针对以上问题,本文探析了基于GIServices的SWAT水文模型服务的实现机制,完成了将SWAT模型以Web services的方式在网上发布,支持跨平台和异构环境的调用和集成。为科研人员通过服务接口调用SWAT水文模型服务并直接进行模拟处理,或者将其集成到用户自己的模型中提供了有效途径。
本文主要研究成果如下:
(1)在深入研究Web services、地理信息服务、地理处理服务的理论背景和关键技术的基础上,从水文模型服务的实现方法、服务链工作流模式、服务性能制约因素、事务模式和服务粒度设定等多个方面,研究和阐述了水文模型发布为地理信息服务的关键理论和技术问题,提出了基于GIServices的SWAT水文模型服务的实现机制,包括理论框架和技术框架两部分,为实现SWAT模型的Web服务奠定了基础。
(2)基于提出的SWAT水文模型服务的理论机制和技术框架,构建了SWAT模型水文循环部分所有处理过程的Web服务,即SWAT Web Services,可以广泛应用于在线SWAT水文模拟和基于SWAT模型服务的应用程序创建。SWAT Web Services共包括10个自定义的服务,分别是流域离散化、水文响应单元(HRU)分析、气象数据空间展布、积雪、土壤温度、蒸散发、地表径流、壤中流、地下径流和土壤含水量服务,各服务可以单独调用,也可以进行服务组合。
(3)基于发布的SWAT Web Services和地理信息服务开源软件平台开发了一个WebGIS原型系统——黑河干流山区水文信息服务及可视化系统。该系统能够通过调用SWAT模型服务实现SWAT模型的在线操作,并实现了二维、三维联动的水文模拟结果空间可视化、基于水文响应单元和水文站点的逐日水文信息时空查询功能、空间数据查询和空间分析等功能。
综上所述,基于Web services的地理信息服务为提高SWAT模型的互操作性和深层集成提供了有效的技术支持。SWAT水文模型服务可将原来在本地计算机运行的水文模型通过标准的服务接口在网上发布,大大提高了SWAT模型及其模拟结果的可访问性、互操作性和应用范围。此外,由SWAT水文模型服务研发的原型系统(黑河干流山区水文信息服务及可视化系统)中二维、三维联动的地学可视化功能,可有助于加深对水文过程的理解,便于多尺度时空查询及下载应用。总之,本文构建的SWAT水文模型服务有望成为模型层面服务的新范式。
In the field of environmental modeling, most algorithms of geoscientific models are so complex that the users require considerable time to learn how to use them and to prepare the complicated input data. Moreover, these geospatial modules or models are developed and used on a local machine. This situation limits the application and interoperability of geospatial algorithms or environmental models.SWAT (Soil and Water Assessment Tool) model, which was developed by United States Department of Agriculture in1994, is one of the most outstanding and representative geoscientific models. SWAT model has been widely applied in the fields of water resource and ecological environment all over the world. But there are still a lot of limits in sharing and interoperability for the model as well as its simulated result. The critical solution for these challenges is to build a Geographic Information Web Services (GIServices) platform as an interactive environment so as to allow collaborative work among researchers, information and computing equipment.
Web services are self-defined independent software components accessible over the Internet with standard interfaces to describe a set of operations. The end user can invoke and execute a Web services or bind together different Web services to build their own application. Geographic Information Web services (GIServices), arised with Web services applied in GIS, are Web services that enable users to access geographic information, geoprocessing tools, and environmental models via the Internet. GIServices provide an effective solution to increase geospatial data sharing and geoprocessing interoperability. Most existing GIServices remain in the level of geospatial data and simple geospatial analytical services, so there is little research in complicated geoprocessing services and more complicated environmental models as Web services. Moreover, GIServices in hydrology are mainly concentrated in releasing data services. Therefore, to promote GIServices from data services level to models services level (e.g. SWAT model) is a cutting edge problem to be solved urgently.

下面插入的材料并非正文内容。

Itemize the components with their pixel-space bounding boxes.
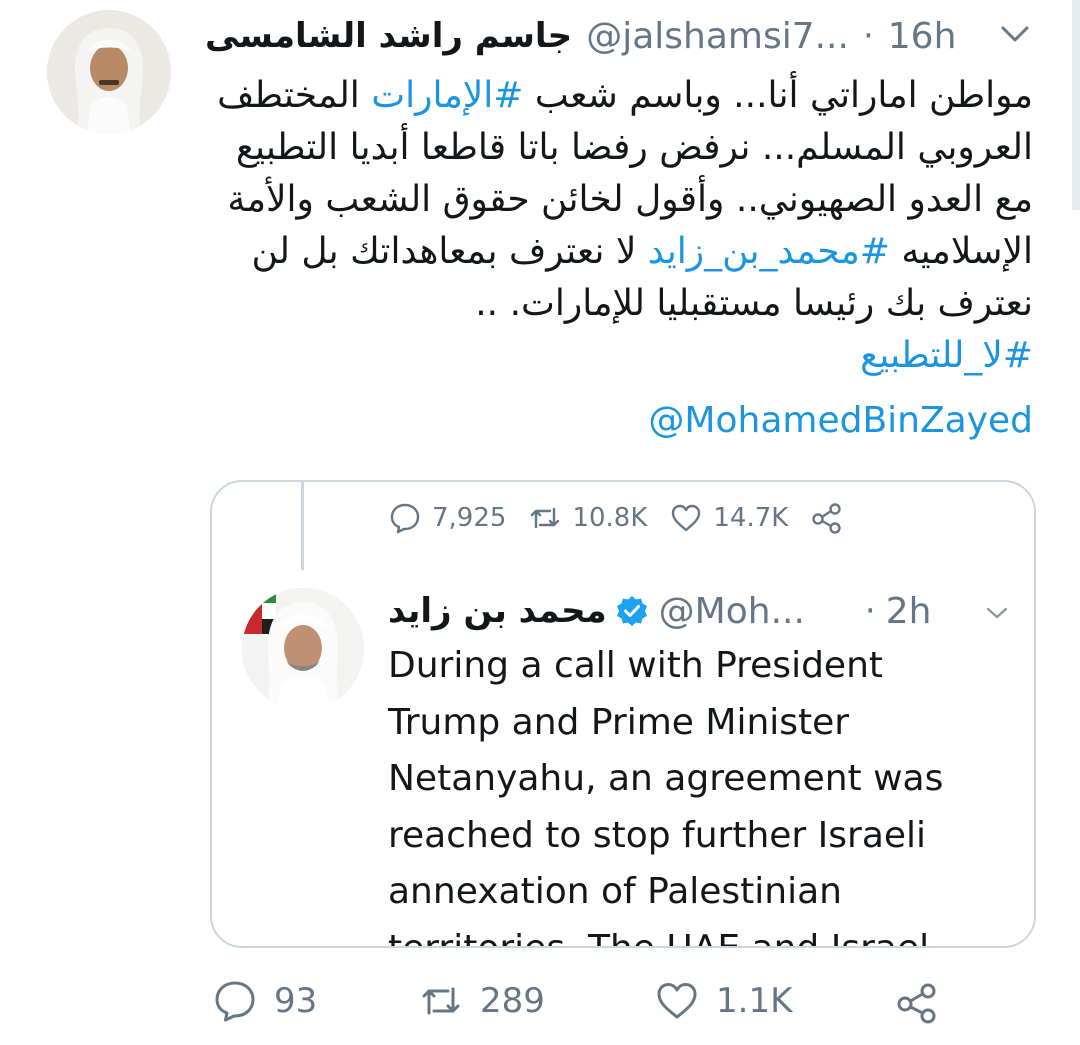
heart-icon — [657, 983, 697, 1019]
tweet-timestamp[interactable]: 16h — [888, 16, 957, 57]
tweet-text-line: #لا_للتطبيع — [180, 330, 1033, 382]
tweet-text-segment: نعترف بك رئيسا مستقبليا للإمارات. .. — [475, 283, 1033, 324]
like-action[interactable]: 1.1K — [654, 972, 792, 1030]
quoted-tweet-card[interactable]: 7,925 10.8K 14.7K محمد بن زايد @Moh... ·… — [210, 480, 1036, 948]
share-icon — [812, 503, 842, 534]
avatar-image — [47, 10, 171, 134]
tweet-text-line: نعترف بك رئيسا مستقبليا للإمارات. .. — [180, 278, 1033, 330]
quoted-retweet-action[interactable]: 10.8K — [528, 501, 647, 535]
tweet-actions: 93 289 1.1K — [210, 972, 970, 1030]
heart-icon — [672, 504, 701, 532]
quoted-retweet-count: 10.8K — [572, 503, 648, 533]
tweet-text-line: العروبي المسلم... نرفض رفضا باتا قاطعا أ… — [180, 122, 1033, 174]
tweet-text-segment: لا نعترف بمعاهداتك بل لن — [251, 231, 648, 272]
chevron-down-icon[interactable] — [998, 22, 1032, 46]
author-handle[interactable]: @jalshamsi7... — [586, 16, 849, 57]
quoted-text-line: reached to stop further Israeli — [388, 814, 927, 856]
thread-connector — [301, 482, 304, 570]
quoted-like-count: 14.7K — [713, 503, 789, 533]
tweet-text-segment: مع العدو الصهيوني.. وأقول لخائن حقوق الش… — [227, 179, 1033, 220]
quoted-timestamp[interactable]: 2h — [886, 591, 932, 632]
quoted-like-action[interactable]: 14.7K — [669, 501, 788, 535]
author-avatar[interactable] — [47, 10, 171, 134]
tweet-text-line: مواطن اماراتي أنا... وباسم شعب #الإمارات… — [180, 70, 1033, 122]
tweet-header: جاسم راشد الشامسى @jalshamsi7... · 16h — [205, 10, 1040, 62]
hashtag-link[interactable]: #الإمارات — [371, 75, 523, 116]
quoted-tweet-header: محمد بن زايد @Moh... · 2h — [388, 586, 1008, 636]
separator-dot: · — [862, 16, 874, 56]
retweet-arrows-icon — [422, 987, 460, 1015]
avatar-image — [242, 588, 364, 710]
quoted-text-line: Trump and Prime Minister — [388, 701, 850, 743]
tweet-text-segment: الإسلاميه — [889, 231, 1033, 272]
speech-bubble-icon — [215, 981, 255, 1022]
tweet-text-line: الإسلاميه #محمد_بن_زايد لا نعترف بمعاهدا… — [180, 226, 1033, 278]
quoted-text-line: territories. The UAE and Israel — [388, 927, 930, 948]
quoted-tweet-text: During a call with President Trump and P… — [388, 638, 1018, 948]
tweet-text-line: مع العدو الصهيوني.. وأقول لخائن حقوق الش… — [180, 174, 1033, 226]
reply-count: 93 — [274, 981, 318, 1021]
retweet-action[interactable]: 289 — [418, 972, 545, 1030]
mention-link[interactable]: @MohamedBinZayed — [560, 400, 1033, 441]
tweet-text-segment: العروبي المسلم... نرفض رفضا باتا قاطعا أ… — [235, 127, 1033, 168]
share-icon[interactable] — [894, 980, 940, 1026]
like-count: 1.1K — [716, 981, 793, 1021]
chevron-down-icon[interactable] — [984, 604, 1010, 622]
quoted-author-handle[interactable]: @Moh... — [659, 591, 805, 632]
quoted-author-avatar[interactable] — [242, 588, 364, 710]
tweet-text-segment: مواطن اماراتي أنا... وباسم شعب — [523, 75, 1033, 116]
quoted-author-name[interactable]: محمد بن زايد — [388, 591, 607, 631]
author-name[interactable]: جاسم راشد الشامسى — [205, 16, 572, 56]
reply-action[interactable]: 93 — [212, 972, 317, 1030]
speech-bubble-icon — [390, 503, 420, 534]
retweet-arrows-icon — [531, 507, 560, 529]
quoted-reply-count: 7,925 — [432, 503, 507, 533]
verified-badge-icon — [616, 596, 647, 626]
hashtag-link[interactable]: #لا_للتطبيع — [860, 335, 1033, 376]
tweet-text: مواطن اماراتي أنا... وباسم شعب #الإمارات… — [180, 70, 1033, 382]
quoted-separator-dot: · — [864, 591, 876, 631]
tweet-text-segment: المختطف — [217, 75, 372, 116]
quoted-text-line: Netanyahu, an agreement was — [388, 758, 944, 799]
scroll-edge — [1072, 0, 1080, 210]
hashtag-link[interactable]: #محمد_بن_زايد — [648, 231, 890, 272]
quoted-reply-action[interactable]: 7,925 — [388, 501, 506, 535]
retweet-count: 289 — [480, 981, 545, 1021]
quoted-text-line: During a call with President — [388, 645, 883, 686]
quoted-share-action[interactable] — [810, 501, 854, 535]
quoted-tweet-actions: 7,925 10.8K 14.7K — [388, 496, 876, 540]
quoted-text-line: annexation of Palestinian — [388, 871, 842, 912]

Aiming at above problems, this paper explored the realization mechanism to publish SWAT model as GIServices and implemented the SWAT model exposed as Web services accessed over the internet, supporting to be invoked and integrated at cross-platform and heterogeneous environment. It is a valid approach to allow researchers to invoke SWAT Web services and then execute simulation processing, or integrate them to their own applications.
The main achievements of this dissertation are as follows.

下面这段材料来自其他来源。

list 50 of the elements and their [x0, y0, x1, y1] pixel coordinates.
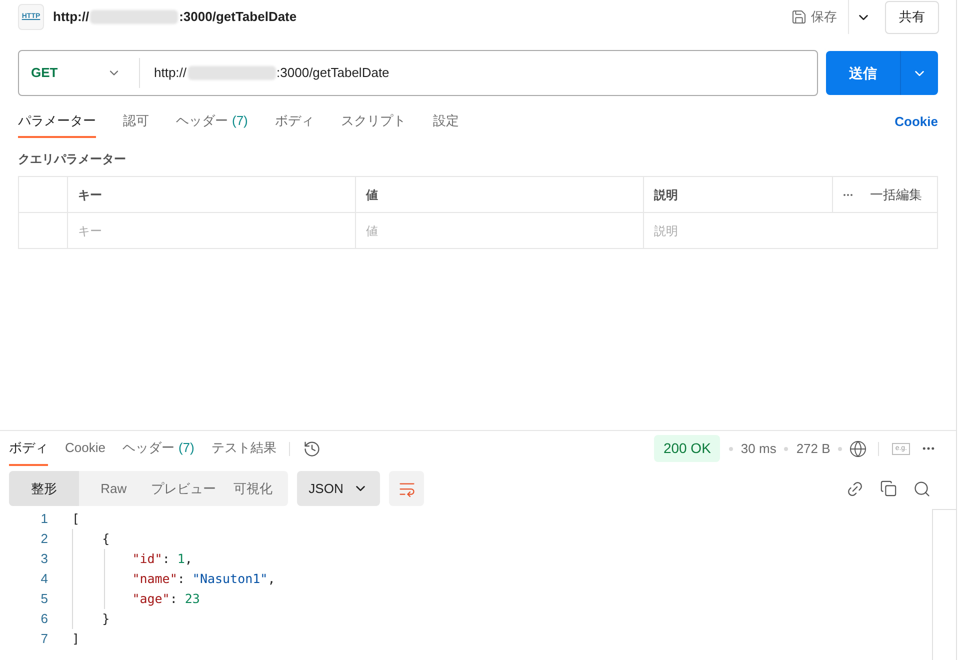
code-line: "age": 23	[131, 590, 200, 608]
line-number: 4	[40, 570, 48, 588]
tab[interactable]: ヘッダー (7)	[176, 106, 248, 138]
line-number: 6	[40, 610, 48, 628]
tab[interactable]: ヘッダー (7)	[122, 431, 194, 466]
save-button[interactable]: 保存	[787, 3, 841, 31]
send-button[interactable]: 送信	[826, 51, 938, 95]
line-number: 1	[40, 510, 48, 528]
format-tab[interactable]: 可視化	[218, 471, 288, 506]
method-select[interactable]: GET	[19, 51, 139, 95]
tab[interactable]: Cookie	[65, 431, 106, 466]
bulk-edit-link[interactable]: 一括編集	[870, 184, 922, 204]
code-line: "id": 1,	[131, 550, 192, 568]
column-header: 説明	[654, 186, 678, 204]
tab[interactable]: パラメーター	[18, 106, 96, 138]
column-header: キー	[78, 186, 102, 204]
language-select[interactable]: JSON	[297, 471, 380, 506]
save-icon	[791, 9, 807, 25]
tab[interactable]: スクリプト	[340, 106, 406, 138]
cookie-link[interactable]: Cookie	[894, 112, 938, 132]
request-title: http:// :3000/getTabelDate	[53, 8, 297, 26]
code-line: }	[101, 610, 110, 628]
share-button[interactable]: 共有	[885, 0, 939, 34]
format-tab[interactable]: プレビュー	[148, 471, 218, 506]
line-number: 3	[40, 550, 48, 568]
globe-icon[interactable]	[849, 440, 868, 458]
section-title: クエリパラメーター	[17, 151, 127, 168]
code-line: [	[72, 510, 80, 528]
wrap-button[interactable]	[389, 471, 424, 506]
tab[interactable]: 認可	[123, 106, 149, 138]
status-badge: 200 OK	[654, 435, 720, 462]
url-field[interactable]: http:// :3000/getTabelDate	[140, 51, 817, 95]
line-number: 2	[40, 530, 48, 548]
copy-icon[interactable]	[880, 480, 897, 497]
tab[interactable]: テスト結果	[211, 431, 276, 466]
format-tab[interactable]: 整形	[9, 471, 79, 506]
format-tab[interactable]: Raw	[78, 471, 148, 506]
tab[interactable]: ボディ	[274, 106, 314, 138]
code-line: "name": "Nasuton1",	[131, 570, 276, 588]
tab[interactable]: ボディ	[9, 431, 48, 466]
code-line: {	[101, 530, 110, 548]
code-line: ]	[72, 630, 80, 648]
line-number: 7	[40, 630, 48, 648]
tab[interactable]: 設定	[432, 106, 459, 138]
line-number: 5	[40, 590, 48, 608]
response-time: 30 ms	[740, 440, 776, 458]
column-header: 値	[366, 186, 378, 204]
response-size: 272 B	[796, 440, 830, 458]
search-icon[interactable]	[913, 480, 931, 498]
history-icon[interactable]	[303, 440, 322, 458]
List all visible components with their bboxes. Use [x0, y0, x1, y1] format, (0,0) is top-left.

(1) In the basis of analyzing difference between geospatial calculations and hydrologic modeling algorithm, a design and implementation strategy for establishing models Web services for SWAT based on GIServices was proposed considering implementation methods, workflow types and transaction patterns of service chain, service granularity balance and other aspects. The design and implementation strategy consists of theoretical framework and technical framework. In the proposed process, to overcome technical challenges, such as the large amount of data required by hydrological models, complex algorithm and time-consuming execution of hydrological models and so on, should be fully taken into account in the research.

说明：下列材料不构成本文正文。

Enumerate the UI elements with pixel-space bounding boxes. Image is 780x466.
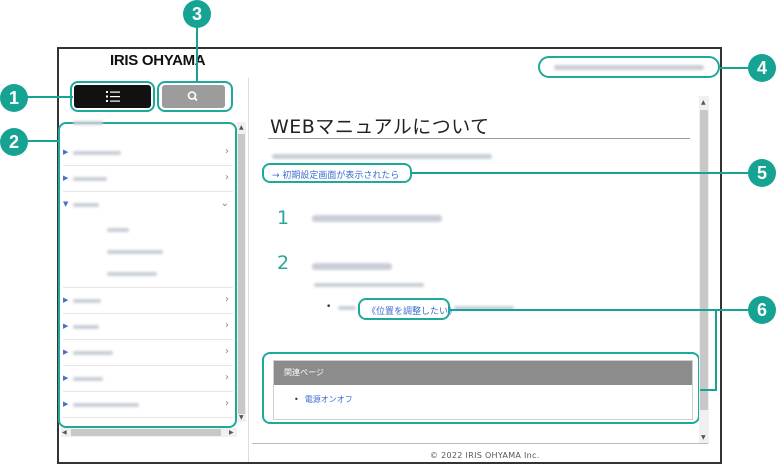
sidebar-item[interactable]: ▶ › — [63, 140, 233, 166]
initial-setup-link[interactable]: → 初期設定画面が表示されたら — [262, 163, 412, 183]
step-number: 1 — [277, 207, 290, 229]
search-button[interactable] — [162, 85, 225, 108]
content-scrollbar[interactable]: ▲ ▼ — [699, 96, 709, 444]
blurred-text — [107, 250, 163, 254]
related-pages-header: 関連ページ — [274, 361, 692, 385]
bullet: • — [294, 395, 299, 404]
title-divider — [268, 138, 690, 139]
page-title: WEBマニュアルについて — [270, 116, 490, 138]
bullet: • — [326, 302, 332, 312]
scroll-up-icon[interactable]: ▲ — [239, 124, 244, 131]
blurred-text — [312, 263, 392, 270]
sidebar-item[interactable]: ▶ › — [63, 166, 233, 192]
blurred-text — [312, 215, 442, 222]
related-link-text: 電源オンオフ — [304, 395, 353, 404]
caret-down-icon: ▼ — [63, 200, 69, 208]
callout-badge-2: 2 — [0, 128, 28, 156]
callout-line-1 — [27, 96, 73, 98]
panel-divider — [248, 78, 249, 462]
scroll-left-icon[interactable]: ◀ — [62, 429, 67, 436]
blurred-text — [314, 283, 424, 287]
scrollbar-thumb[interactable] — [71, 429, 221, 436]
related-pages-panel: 関連ページ • 電源オンオフ — [273, 360, 693, 420]
chevron-right-icon: › — [225, 346, 229, 357]
callout-line-4 — [720, 67, 750, 69]
blurred-text — [73, 299, 101, 303]
callout-line-3 — [196, 26, 198, 81]
blurred-text — [73, 377, 103, 381]
footer-divider — [252, 443, 708, 444]
callout-line-6-vertical — [715, 309, 717, 391]
caret-right-icon: ▶ — [63, 322, 69, 330]
list-button[interactable] — [74, 85, 151, 108]
callout-badge-4: 4 — [748, 54, 776, 82]
related-pages-heading: 関連ページ — [284, 368, 324, 377]
callout-line-2 — [27, 140, 59, 142]
blurred-text — [73, 403, 139, 407]
initial-setup-link-text: → 初期設定画面が表示されたら — [272, 171, 400, 181]
sidebar-item[interactable]: ▶ › — [63, 392, 233, 418]
callout-line-6 — [450, 309, 750, 311]
adjust-position-link-text: 《位置を調整したい》 — [367, 307, 458, 317]
scrollbar-thumb[interactable] — [238, 134, 245, 414]
sidebar-nav: ▶ › ▶ › ▼ ⌄ ▶ › ▶ › ▶ › ▶ › ▶ › — [61, 118, 237, 430]
step-number: 2 — [277, 252, 290, 274]
brand-logo: IRIS OHYAMA — [110, 52, 206, 69]
callout-badge-5: 5 — [748, 159, 776, 187]
callout-badge-1: 1 — [0, 84, 28, 112]
blurred-text — [73, 351, 113, 355]
sidebar-item[interactable]: ▶ › — [63, 340, 233, 366]
chevron-right-icon: › — [225, 320, 229, 331]
scroll-right-icon[interactable]: ▶ — [229, 429, 234, 436]
blurred-text — [73, 177, 107, 181]
caret-right-icon: ▶ — [63, 296, 69, 304]
caret-right-icon: ▶ — [63, 174, 69, 182]
blurred-text — [73, 325, 99, 329]
chevron-right-icon: › — [225, 294, 229, 305]
callout-badge-3: 3 — [183, 0, 211, 28]
blurred-text — [73, 121, 103, 125]
callout-line-5 — [412, 172, 752, 174]
scrollbar-thumb[interactable] — [700, 110, 708, 410]
blurred-text — [272, 154, 492, 159]
chevron-down-icon: ⌄ — [220, 198, 229, 209]
sidebar-item[interactable]: ▶ › — [63, 288, 233, 314]
chevron-right-icon: › — [225, 372, 229, 383]
blurred-text — [73, 203, 99, 207]
header-link[interactable] — [538, 56, 720, 78]
caret-right-icon: ▶ — [63, 400, 69, 408]
scroll-down-icon[interactable]: ▼ — [701, 434, 706, 441]
sidebar-scrollbar[interactable]: ▲ ▼ — [237, 122, 246, 422]
blurred-text — [554, 65, 704, 70]
blurred-text — [107, 272, 157, 276]
callout-badge-6: 6 — [748, 296, 776, 324]
adjust-position-link[interactable]: 《位置を調整したい》 — [358, 298, 457, 320]
caret-right-icon: ▶ — [63, 374, 69, 382]
scroll-up-icon[interactable]: ▲ — [701, 99, 706, 106]
chevron-right-icon: › — [225, 146, 229, 157]
callout-line-6-horizontal — [700, 389, 717, 391]
blurred-text — [107, 228, 129, 232]
scroll-down-icon[interactable]: ▼ — [239, 414, 244, 421]
caret-right-icon: ▶ — [63, 148, 69, 156]
chevron-right-icon: › — [225, 398, 229, 409]
sidebar-h-scrollbar[interactable]: ◀ ▶ — [61, 428, 237, 437]
footer-copyright: © 2022 IRIS OHYAMA Inc. — [430, 451, 540, 460]
related-link[interactable]: • 電源オンオフ — [294, 394, 353, 405]
search-icon — [187, 91, 198, 102]
caret-right-icon: ▶ — [63, 348, 69, 356]
sidebar-item[interactable]: ▶ › — [63, 314, 233, 340]
sidebar-item[interactable]: ▶ › — [63, 366, 233, 392]
sidebar-item-expanded[interactable]: ▼ ⌄ — [63, 192, 233, 288]
list-icon — [106, 91, 120, 102]
blurred-text — [338, 306, 356, 310]
chevron-right-icon: › — [225, 172, 229, 183]
blurred-text — [73, 151, 121, 155]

(2) Relying on the theoretical and technical framework of the design and implementation strategy, SWAT was deployed to be exposed as hydrological model services named SWAT Web Services. The SWAT Web Services include ten atomic services developed using our approach, which were Watershed Delineation Service, HRU (Hydrological Response Units) Analysis Service, WeatherData Distribution Service, Snow Service, Soil Temperature Service, Evapotranspiration Service, Surface Runoff Service, Lateral Flow Service, Groundwater Flow Service and Soil Water Service.
(3) A prototype WebGIS system was provided on account of free softwares to achieve SWAT simulation online by invoking SWAT Web Services, which was Hydrological Information Services and Visualization system for Mountainous Watershed of Heihe Mainstream River. The prototype system was emphasized in functionalities as follows,2D and3D visualized interaction for hydrological simulated results and geospatial information, daily spatio-temporal query for hydrological information on any HRUs and hydrological stations, geospatial data query and geospatial analysis.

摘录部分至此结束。